The programs have helped the newcomer lure many passengers and drivers despite being newly launched. According to the recent information shared by Go-Jek Chairman Andre Soelistyo, Go-Viet has currently held 10 percent of the ride hailing market in Ho Chi Minh City.

Under the overheated competition from the newcomer, Grab has recently also forced to roll out counter-measures to gain market shares, announcing to increasingly offer new promotions for both customers and drivers using its services.

To compete with Go-Viet’s price strategy of VND5,000 for all trips under 8km, Grab has immediately offered similar deal for GrabBike when charging only VND2,000 for all trips under 8km and giving free pick-up for all trips under 5km in the central districts of Ho Chi Minh City.

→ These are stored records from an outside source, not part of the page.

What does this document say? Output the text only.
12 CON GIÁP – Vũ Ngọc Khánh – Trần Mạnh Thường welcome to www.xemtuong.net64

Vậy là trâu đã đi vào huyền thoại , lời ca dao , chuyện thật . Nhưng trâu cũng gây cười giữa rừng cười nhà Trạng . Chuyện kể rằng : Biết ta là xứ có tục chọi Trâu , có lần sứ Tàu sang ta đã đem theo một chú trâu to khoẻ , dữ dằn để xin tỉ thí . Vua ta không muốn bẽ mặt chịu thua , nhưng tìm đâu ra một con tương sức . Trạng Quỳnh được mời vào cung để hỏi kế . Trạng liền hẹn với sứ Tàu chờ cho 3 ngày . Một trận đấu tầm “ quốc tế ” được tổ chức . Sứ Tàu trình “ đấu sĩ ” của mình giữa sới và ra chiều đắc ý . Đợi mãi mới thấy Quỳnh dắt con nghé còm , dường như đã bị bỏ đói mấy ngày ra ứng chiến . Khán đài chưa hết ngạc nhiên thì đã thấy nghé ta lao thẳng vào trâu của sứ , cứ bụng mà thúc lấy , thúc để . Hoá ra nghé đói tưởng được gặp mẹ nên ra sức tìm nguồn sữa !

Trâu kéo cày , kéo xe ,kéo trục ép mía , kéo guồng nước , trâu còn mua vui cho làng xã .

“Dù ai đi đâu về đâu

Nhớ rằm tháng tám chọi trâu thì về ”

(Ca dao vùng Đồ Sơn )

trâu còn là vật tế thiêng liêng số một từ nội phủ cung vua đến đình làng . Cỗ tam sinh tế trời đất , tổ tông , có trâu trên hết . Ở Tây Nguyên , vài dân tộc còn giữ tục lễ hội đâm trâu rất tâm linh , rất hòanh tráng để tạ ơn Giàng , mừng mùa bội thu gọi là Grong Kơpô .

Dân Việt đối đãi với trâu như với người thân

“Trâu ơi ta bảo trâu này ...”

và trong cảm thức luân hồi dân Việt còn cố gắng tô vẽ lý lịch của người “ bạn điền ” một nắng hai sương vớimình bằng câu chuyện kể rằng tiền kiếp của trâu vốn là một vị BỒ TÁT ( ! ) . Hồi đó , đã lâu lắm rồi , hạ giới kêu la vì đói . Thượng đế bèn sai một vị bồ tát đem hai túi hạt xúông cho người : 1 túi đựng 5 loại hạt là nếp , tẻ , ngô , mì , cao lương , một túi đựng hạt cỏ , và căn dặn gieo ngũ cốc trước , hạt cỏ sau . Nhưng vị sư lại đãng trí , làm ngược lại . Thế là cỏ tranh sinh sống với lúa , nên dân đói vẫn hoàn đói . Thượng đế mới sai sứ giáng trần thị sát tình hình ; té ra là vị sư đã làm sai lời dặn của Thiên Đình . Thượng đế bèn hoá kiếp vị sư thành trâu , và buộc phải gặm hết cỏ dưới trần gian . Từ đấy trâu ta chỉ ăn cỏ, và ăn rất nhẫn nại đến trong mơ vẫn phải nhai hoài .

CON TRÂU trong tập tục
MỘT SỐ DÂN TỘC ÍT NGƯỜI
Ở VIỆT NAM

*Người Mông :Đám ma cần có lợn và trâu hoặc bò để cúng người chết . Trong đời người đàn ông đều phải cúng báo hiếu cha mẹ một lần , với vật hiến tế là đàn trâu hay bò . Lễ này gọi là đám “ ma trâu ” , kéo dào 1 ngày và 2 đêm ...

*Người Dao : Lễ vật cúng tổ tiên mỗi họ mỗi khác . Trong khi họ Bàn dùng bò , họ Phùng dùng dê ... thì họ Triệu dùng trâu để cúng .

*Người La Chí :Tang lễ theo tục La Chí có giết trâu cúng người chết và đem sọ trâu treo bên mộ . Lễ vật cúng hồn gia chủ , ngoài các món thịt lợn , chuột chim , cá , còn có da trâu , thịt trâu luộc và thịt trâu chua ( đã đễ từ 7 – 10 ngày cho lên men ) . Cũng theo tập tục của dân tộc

In addition, Grab has also announced the policy of ‘Get back 5 percent of revenue per week’ applying to GrabBike, GrabBike Premium and GrabExpress partners in Ho Chi Minh City. With all qualified Grab’s drivers, they will only have to pay 15 percent of commission for Grab, prior to this deal, 20 percent interest was deducted from driver’s revenue.

After Uber left in May this year, Grab’s rates have increased, especially during peak hours, holidays or during bad weather, according to many passengers.

Grab drivers have also complained about high commission rates, nearly 20 percent for veteran drivers, and more than 28 percent for new drivers.

Now, though it is unclear what will be Go-Viet’s strategy in Vietnam in the coming time, the appearance of a competent rival for Grab brings high hopes for a healthy competitive market, which benefits both customers and drivers.

Nguyen Xuan Thuy of the Division of Transport under the Ministry of Transport, said that what Vietnamese passengers need is good service at a reasonable price.

The more competitive the market is, the more customers will benefit, Thuy said.

Economist Bui Quang Tin said local ride-hailing apps should take advantage of Uber’s exit to expand their market share and offer more choices for local commuters, adding that those who provide the best service will be the winners.